In the period from 1504 to 1517, under bishop Pedro Gavião, the pace of the works increased and the cathedral was almost completed. The architects of this phase were 'Pedro and Felipe Henriques. The Manueline style - a Portuguese mix of Gothic and early Renaissance - was the dominant influence in this second building stage, as attested by the decoration of the windows of the nave and transept, the decorated rib vaulting of the transept, some spiralling columns of the nave as well as the main portal, similar to the Manueline portal of Saint Michael's Chapel of Coimbra University.

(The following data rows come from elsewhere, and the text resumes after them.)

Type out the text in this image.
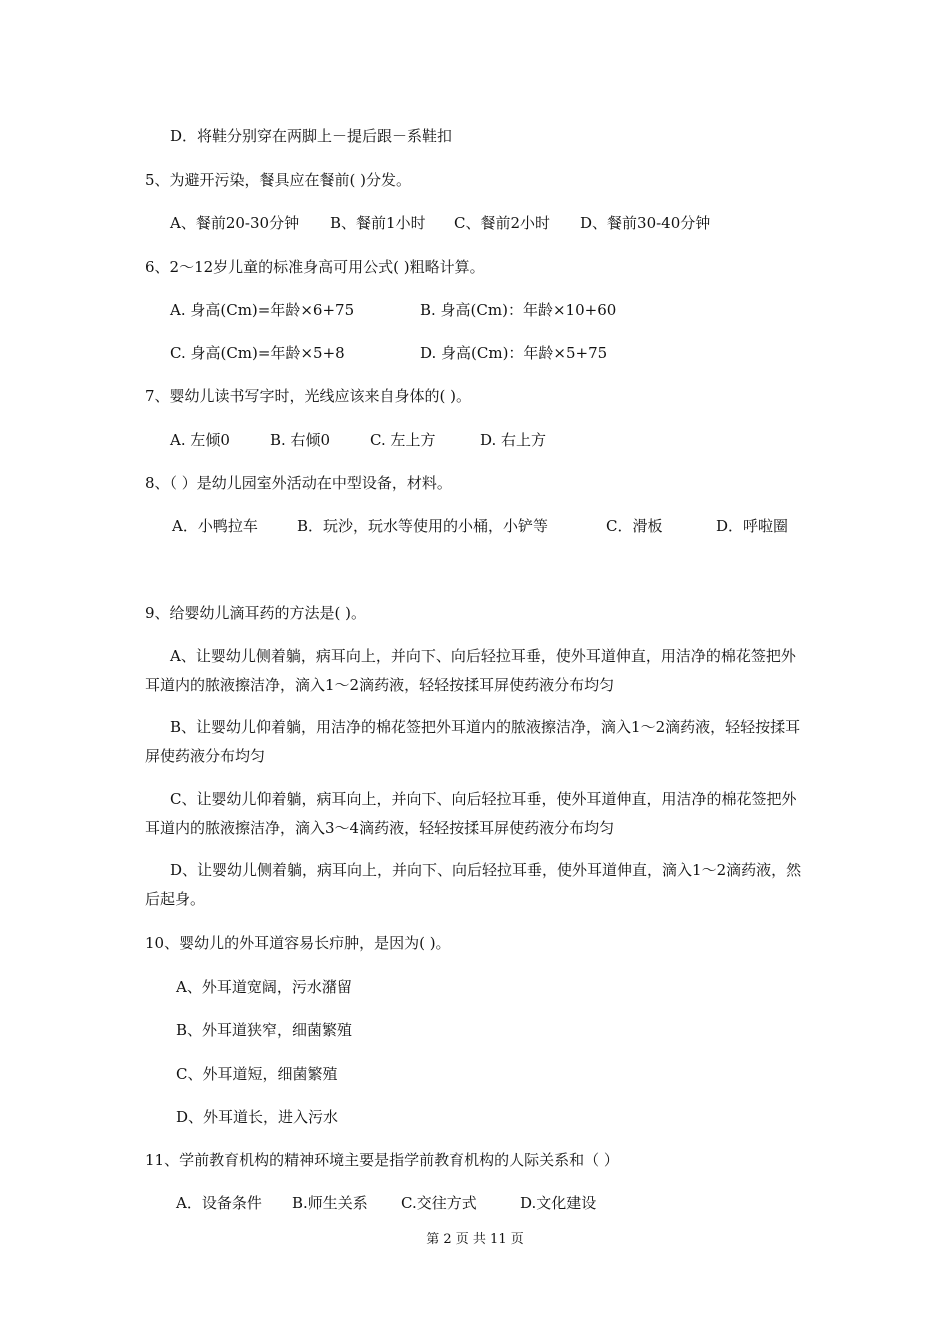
D．将鞋分别穿在两脚上－提后跟－系鞋扣
5、为避开污染，餐具应在餐前( )分发。
A、餐前20-30分钟 B、餐前1小时 C、餐前2小时 D、餐前30-40分钟
6、2～12岁儿童的标准身高可用公式( )粗略计算。
A. 身高(Cm)=年龄×6+75	B. 身高(Cm)：年龄×10+60
C. 身高(Cm)=年龄×5+8	D. 身高(Cm)：年龄×5+75
7、婴幼儿读书写字时，光线应该来自身体的( )。
A. 左倾0	B. 右倾0	C. 左上方	D. 右上方
8、（ ）是幼儿园室外活动在中型设备，材料。
A．小鸭拉车	B．玩沙，玩水等使用的小桶，小铲等	C．滑板	D．呼啦圈
9、给婴幼儿滴耳药的方法是( )。
A、让婴幼儿侧着躺，病耳向上，并向下、向后轻拉耳垂，使外耳道伸直，用洁净的棉花签把外耳道内的脓液擦洁净，滴入1～2滴药液，轻轻按揉耳屏使药液分布均匀
B、让婴幼儿仰着躺，用洁净的棉花签把外耳道内的脓液擦洁净，滴入1～2滴药液，轻轻按揉耳屏使药液分布均匀
C、让婴幼儿仰着躺，病耳向上，并向下、向后轻拉耳垂，使外耳道伸直，用洁净的棉花签把外耳道内的脓液擦洁净，滴入3～4滴药液，轻轻按揉耳屏使药液分布均匀
D、让婴幼儿侧着躺，病耳向上，并向下、向后轻拉耳垂，使外耳道伸直，滴入1～2滴药液，然后起身。
10、婴幼儿的外耳道容易长疖肿，是因为( )。
A、外耳道宽阔，污水潴留
B、外耳道狭窄，细菌繁殖
C、外耳道短，细菌繁殖
D、外耳道长，进入污水
11、学前教育机构的精神环境主要是指学前教育机构的人际关系和（ ）
A．设备条件 B.师生关系 C.交往方式	D.文化建设
第 2 页 共 11 页
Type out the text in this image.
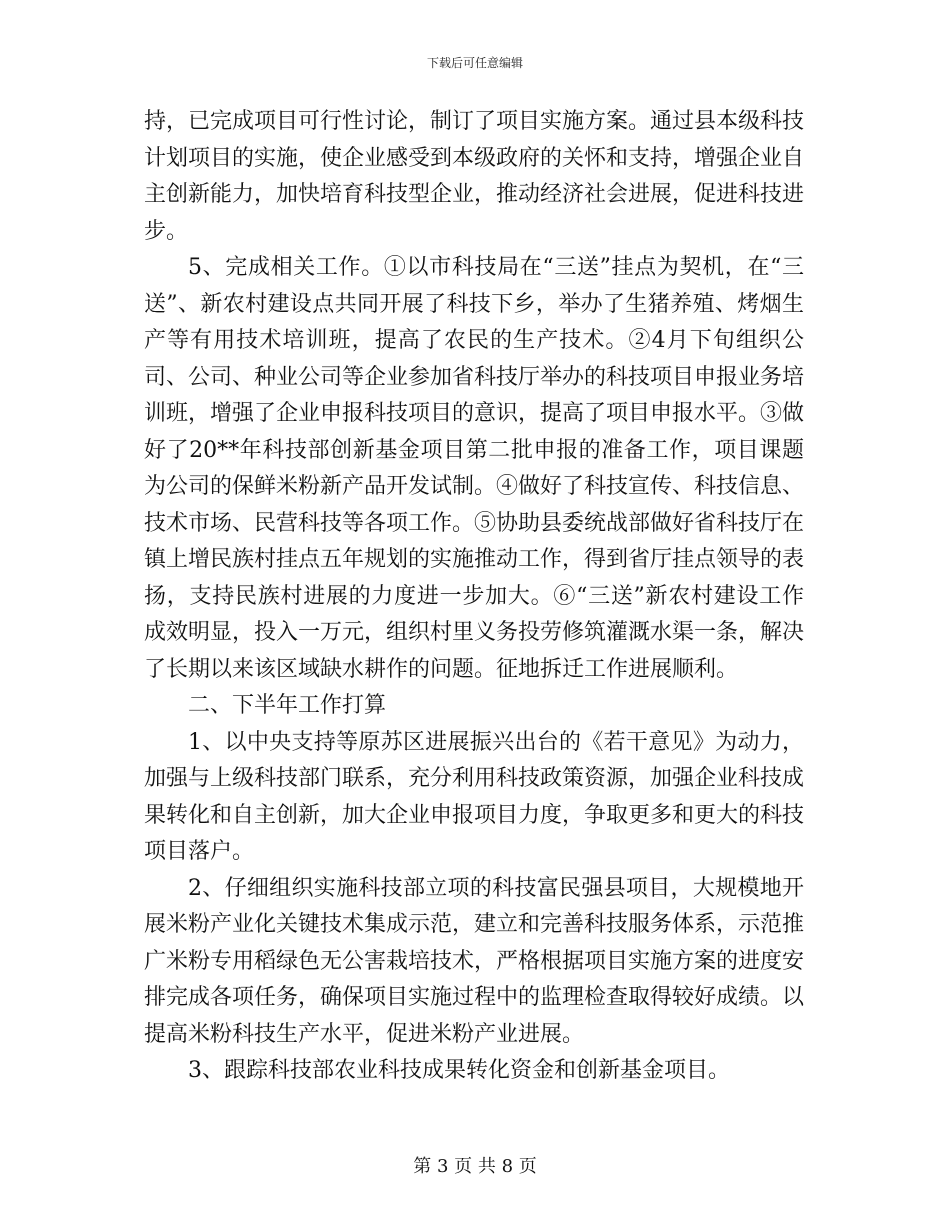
下载后可任意编辑

持，已完成项目可行性讨论，制订了项目实施方案。通过县本级科技计划项目的实施，使企业感受到本级政府的关怀和支持，增强企业自主创新能力，加快培育科技型企业，推动经济社会进展，促进科技进步。

5、完成相关工作。①以市科技局在“三送”挂点为契机，在“三送”、新农村建设点共同开展了科技下乡，举办了生猪养殖、烤烟生产等有用技术培训班，提高了农民的生产技术。②4月下旬组织公司、公司、种业公司等企业参加省科技厅举办的科技项目申报业务培训班，增强了企业申报科技项目的意识，提高了项目申报水平。③做好了20**年科技部创新基金项目第二批申报的准备工作，项目课题为公司的保鲜米粉新产品开发试制。④做好了科技宣传、科技信息、技术市场、民营科技等各项工作。⑤协助县委统战部做好省科技厅在镇上增民族村挂点五年规划的实施推动工作，得到省厅挂点领导的表扬，支持民族村进展的力度进一步加大。⑥“三送”新农村建设工作成效明显，投入一万元，组织村里义务投劳修筑灌溉水渠一条，解决了长期以来该区域缺水耕作的问题。征地拆迁工作进展顺利。

二、下半年工作打算

1、以中央支持等原苏区进展振兴出台的《若干意见》为动力，加强与上级科技部门联系，充分利用科技政策资源，加强企业科技成果转化和自主创新，加大企业申报项目力度，争取更多和更大的科技项目落户。

2、仔细组织实施科技部立项的科技富民强县项目，大规模地开展米粉产业化关键技术集成示范，建立和完善科技服务体系，示范推广米粉专用稻绿色无公害栽培技术，严格根据项目实施方案的进度安排完成各项任务，确保项目实施过程中的监理检查取得较好成绩。以提高米粉科技生产水平，促进米粉产业进展。

3、跟踪科技部农业科技成果转化资金和创新基金项目。

第 3 页 共 8 页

Most building activity in Guarda Cathedral was finished around 1540. Around this time, the Renaissance-style Pina Chapel was built as burial site for João de Pina, treasurer of the cathedral. It has a Renaissance portal and a tomb with the recumbent figure of the sponsor of the chapel. Another important addition was the altarpiece of the main chapel, installed in the 1550s. This important Renaissance work was carved in stone by French sculptor João de Ruão, one of the main sculptors from Coimbra.

During the following centuries the cathedral was enriched with other elements. Despite the artistic value of some of these additions - like the Baroque organ - all were removed during a renovation carried out in 1898 by architect Rosendo Carvalheira, which aimed at restoring the cathedral to its primitive, Gothic/Manueline appearance.